Formula for slope: y2-y1
x2-x1
Example coordinates to use. (2, 3) (4, 6)
Label X & Label Y: x= 2 y = 3, x = 4 y = 6
Pick your 1’s and pick your 2’s: x 1 = 2 y 1 = 3, x 2 = 4 y 2 = 6
Plug it into the equation: 6 – 3
4–2
Slope = 3/2 or rise 3, run (over to the right) 2
Students will complete two of their own problems on slope then the
following day students will draw a line on a graph paper when they are
given a coordinate to start from and the slope to follow. Students will
graph the line on graph paper and practice on this.
After students have a good understanding of slope, I will then introduce its
relationship to a roof pitch by showing pictures and asking them questions
about it. They will need to describe what they see and how it will relate to
Beth Hopta
class and what we were just doing. Once they start to see the relationship,
students will need to strap on their tool belts and get to carpentry class.

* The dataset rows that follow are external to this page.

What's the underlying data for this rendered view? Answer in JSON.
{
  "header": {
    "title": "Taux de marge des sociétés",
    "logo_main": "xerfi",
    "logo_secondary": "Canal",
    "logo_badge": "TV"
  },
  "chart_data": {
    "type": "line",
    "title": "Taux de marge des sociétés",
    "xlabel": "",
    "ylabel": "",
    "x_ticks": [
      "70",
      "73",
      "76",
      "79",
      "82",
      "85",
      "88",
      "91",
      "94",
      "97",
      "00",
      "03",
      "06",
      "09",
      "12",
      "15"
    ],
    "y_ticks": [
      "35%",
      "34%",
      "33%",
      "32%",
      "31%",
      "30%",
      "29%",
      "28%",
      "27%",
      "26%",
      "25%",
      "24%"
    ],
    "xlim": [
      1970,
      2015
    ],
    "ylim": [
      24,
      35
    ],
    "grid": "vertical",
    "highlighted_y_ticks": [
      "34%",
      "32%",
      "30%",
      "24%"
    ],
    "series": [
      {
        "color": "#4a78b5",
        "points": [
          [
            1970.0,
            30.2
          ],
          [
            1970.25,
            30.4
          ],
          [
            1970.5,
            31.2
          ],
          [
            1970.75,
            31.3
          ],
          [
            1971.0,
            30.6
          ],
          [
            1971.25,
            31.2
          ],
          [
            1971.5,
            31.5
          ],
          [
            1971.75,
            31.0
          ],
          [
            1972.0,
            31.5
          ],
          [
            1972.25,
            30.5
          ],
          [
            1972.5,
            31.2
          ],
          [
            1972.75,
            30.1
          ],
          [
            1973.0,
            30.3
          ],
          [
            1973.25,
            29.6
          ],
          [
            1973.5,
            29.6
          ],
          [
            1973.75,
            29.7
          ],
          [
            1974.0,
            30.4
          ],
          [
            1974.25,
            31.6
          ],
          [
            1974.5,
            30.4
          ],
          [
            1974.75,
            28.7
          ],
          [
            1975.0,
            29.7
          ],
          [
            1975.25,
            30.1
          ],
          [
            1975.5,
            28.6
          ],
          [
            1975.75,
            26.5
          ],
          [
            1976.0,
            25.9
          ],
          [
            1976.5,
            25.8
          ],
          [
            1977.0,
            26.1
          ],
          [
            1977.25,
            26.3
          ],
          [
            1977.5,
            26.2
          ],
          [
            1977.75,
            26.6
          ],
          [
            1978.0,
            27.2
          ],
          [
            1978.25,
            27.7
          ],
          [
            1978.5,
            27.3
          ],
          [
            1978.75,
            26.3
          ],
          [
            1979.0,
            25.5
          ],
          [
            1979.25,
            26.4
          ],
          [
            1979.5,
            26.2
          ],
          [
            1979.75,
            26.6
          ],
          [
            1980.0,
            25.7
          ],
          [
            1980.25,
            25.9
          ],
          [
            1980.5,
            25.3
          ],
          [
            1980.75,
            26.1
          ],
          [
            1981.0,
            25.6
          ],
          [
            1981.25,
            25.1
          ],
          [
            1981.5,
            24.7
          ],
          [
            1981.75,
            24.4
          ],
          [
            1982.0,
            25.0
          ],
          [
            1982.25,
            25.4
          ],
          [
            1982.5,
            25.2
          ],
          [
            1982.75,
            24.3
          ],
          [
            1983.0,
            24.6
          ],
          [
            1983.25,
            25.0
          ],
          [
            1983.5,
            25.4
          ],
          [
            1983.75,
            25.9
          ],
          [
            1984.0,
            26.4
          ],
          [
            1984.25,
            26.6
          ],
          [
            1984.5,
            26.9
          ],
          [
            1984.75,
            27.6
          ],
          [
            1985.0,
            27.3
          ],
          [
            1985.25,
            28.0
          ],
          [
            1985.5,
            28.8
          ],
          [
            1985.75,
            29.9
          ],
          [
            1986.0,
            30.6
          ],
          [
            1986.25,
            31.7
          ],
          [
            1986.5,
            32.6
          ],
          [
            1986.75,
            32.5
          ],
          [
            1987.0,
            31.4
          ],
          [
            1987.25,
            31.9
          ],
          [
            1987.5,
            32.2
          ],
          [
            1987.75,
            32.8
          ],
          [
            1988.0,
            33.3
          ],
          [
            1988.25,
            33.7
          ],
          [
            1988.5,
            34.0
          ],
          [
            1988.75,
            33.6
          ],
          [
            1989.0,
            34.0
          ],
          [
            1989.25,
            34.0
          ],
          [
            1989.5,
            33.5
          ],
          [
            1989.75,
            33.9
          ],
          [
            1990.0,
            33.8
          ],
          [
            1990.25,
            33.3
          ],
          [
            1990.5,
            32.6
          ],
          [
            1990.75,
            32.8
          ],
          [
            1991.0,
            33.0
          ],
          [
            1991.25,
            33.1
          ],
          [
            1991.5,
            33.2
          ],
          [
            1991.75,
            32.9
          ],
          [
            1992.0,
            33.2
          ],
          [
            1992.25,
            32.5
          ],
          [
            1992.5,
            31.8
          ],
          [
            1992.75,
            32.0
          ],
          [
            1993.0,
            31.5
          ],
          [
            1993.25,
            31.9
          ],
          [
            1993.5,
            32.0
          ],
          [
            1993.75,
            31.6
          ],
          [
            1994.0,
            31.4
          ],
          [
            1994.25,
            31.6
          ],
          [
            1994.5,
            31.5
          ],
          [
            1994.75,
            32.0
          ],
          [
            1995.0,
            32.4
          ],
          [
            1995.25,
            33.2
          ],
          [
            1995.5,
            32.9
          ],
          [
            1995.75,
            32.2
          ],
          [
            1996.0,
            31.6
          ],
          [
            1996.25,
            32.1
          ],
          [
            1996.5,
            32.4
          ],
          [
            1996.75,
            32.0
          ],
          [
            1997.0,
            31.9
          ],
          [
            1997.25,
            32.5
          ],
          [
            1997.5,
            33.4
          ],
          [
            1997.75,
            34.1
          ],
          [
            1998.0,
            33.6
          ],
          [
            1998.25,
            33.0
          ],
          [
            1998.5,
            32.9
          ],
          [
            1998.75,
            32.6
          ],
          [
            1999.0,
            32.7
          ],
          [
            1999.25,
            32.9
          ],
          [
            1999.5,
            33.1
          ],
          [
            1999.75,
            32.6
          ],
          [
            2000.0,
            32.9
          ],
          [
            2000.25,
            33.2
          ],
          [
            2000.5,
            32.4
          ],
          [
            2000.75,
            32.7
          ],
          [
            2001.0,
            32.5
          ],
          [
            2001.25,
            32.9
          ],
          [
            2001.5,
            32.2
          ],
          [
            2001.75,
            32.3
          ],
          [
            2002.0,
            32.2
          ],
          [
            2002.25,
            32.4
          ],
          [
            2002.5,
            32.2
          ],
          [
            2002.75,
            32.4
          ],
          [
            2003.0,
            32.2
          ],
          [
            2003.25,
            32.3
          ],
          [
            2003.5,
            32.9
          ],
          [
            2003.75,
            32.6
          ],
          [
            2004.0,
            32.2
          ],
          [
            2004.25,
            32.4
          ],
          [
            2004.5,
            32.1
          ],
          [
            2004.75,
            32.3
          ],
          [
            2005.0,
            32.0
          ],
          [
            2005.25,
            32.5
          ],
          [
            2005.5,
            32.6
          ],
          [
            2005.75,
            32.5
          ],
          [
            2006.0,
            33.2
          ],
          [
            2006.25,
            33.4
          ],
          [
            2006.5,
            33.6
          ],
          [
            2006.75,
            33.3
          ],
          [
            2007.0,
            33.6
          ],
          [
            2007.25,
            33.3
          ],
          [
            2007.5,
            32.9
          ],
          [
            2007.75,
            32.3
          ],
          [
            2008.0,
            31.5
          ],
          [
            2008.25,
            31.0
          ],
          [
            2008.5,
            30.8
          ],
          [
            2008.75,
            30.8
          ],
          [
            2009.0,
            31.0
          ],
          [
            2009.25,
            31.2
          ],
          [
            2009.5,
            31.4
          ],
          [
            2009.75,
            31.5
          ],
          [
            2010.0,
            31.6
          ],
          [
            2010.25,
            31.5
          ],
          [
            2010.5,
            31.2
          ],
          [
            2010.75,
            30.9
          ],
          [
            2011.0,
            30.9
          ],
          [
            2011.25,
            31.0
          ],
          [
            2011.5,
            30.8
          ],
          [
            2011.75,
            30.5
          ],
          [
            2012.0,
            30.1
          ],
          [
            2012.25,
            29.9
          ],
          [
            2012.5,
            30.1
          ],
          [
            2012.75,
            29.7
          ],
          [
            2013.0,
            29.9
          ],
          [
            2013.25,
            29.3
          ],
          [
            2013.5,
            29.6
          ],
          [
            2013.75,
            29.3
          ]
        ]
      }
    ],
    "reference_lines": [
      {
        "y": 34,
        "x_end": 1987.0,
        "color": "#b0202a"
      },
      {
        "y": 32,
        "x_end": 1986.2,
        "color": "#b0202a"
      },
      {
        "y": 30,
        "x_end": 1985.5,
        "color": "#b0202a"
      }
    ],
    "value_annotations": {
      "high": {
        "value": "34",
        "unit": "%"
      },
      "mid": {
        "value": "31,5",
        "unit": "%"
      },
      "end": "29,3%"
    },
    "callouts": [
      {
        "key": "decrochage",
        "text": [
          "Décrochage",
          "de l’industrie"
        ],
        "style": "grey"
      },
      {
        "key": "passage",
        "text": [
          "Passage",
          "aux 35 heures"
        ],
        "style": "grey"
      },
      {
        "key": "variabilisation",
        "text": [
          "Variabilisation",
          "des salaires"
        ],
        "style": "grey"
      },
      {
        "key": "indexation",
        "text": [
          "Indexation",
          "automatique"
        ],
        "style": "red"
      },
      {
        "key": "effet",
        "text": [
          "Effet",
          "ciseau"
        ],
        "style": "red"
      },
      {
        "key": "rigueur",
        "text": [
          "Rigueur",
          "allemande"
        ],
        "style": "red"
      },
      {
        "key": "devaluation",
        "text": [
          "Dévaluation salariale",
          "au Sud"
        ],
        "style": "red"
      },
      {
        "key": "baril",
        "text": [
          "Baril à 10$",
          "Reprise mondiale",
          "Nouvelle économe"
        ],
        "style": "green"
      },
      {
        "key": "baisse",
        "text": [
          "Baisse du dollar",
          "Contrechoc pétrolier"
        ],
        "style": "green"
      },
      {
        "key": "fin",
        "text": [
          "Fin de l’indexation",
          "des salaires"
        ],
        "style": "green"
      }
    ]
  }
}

Here is our real world link: Roof pitch is SLOPE! When you are designing
your house you will have to determine what roof pitch you will need. I will
work through some pitch problems by drawing houses on graph paper and
determining what the pitch will be. After students are able to determine the
roof pitch, they will have to do a little bit of research to find out why a roofs
pitch may be as steep or as level as it may be. What factors determine it?
What weather conditions determine it? What were roofs made of in the
1800’s?
Once students feel comfortable finding roof pitch, they will be turned loose
on creating their blueprint of their house, fully equipped with a roof pitch.
Students will then have to explain how they came up with their roof pitch
and explain why they decided to make it the slope that it is.
This activity helps to get rid of the eluding question of when students will
use this. Students are always a little more willing to learning about
something they will have to know about forever.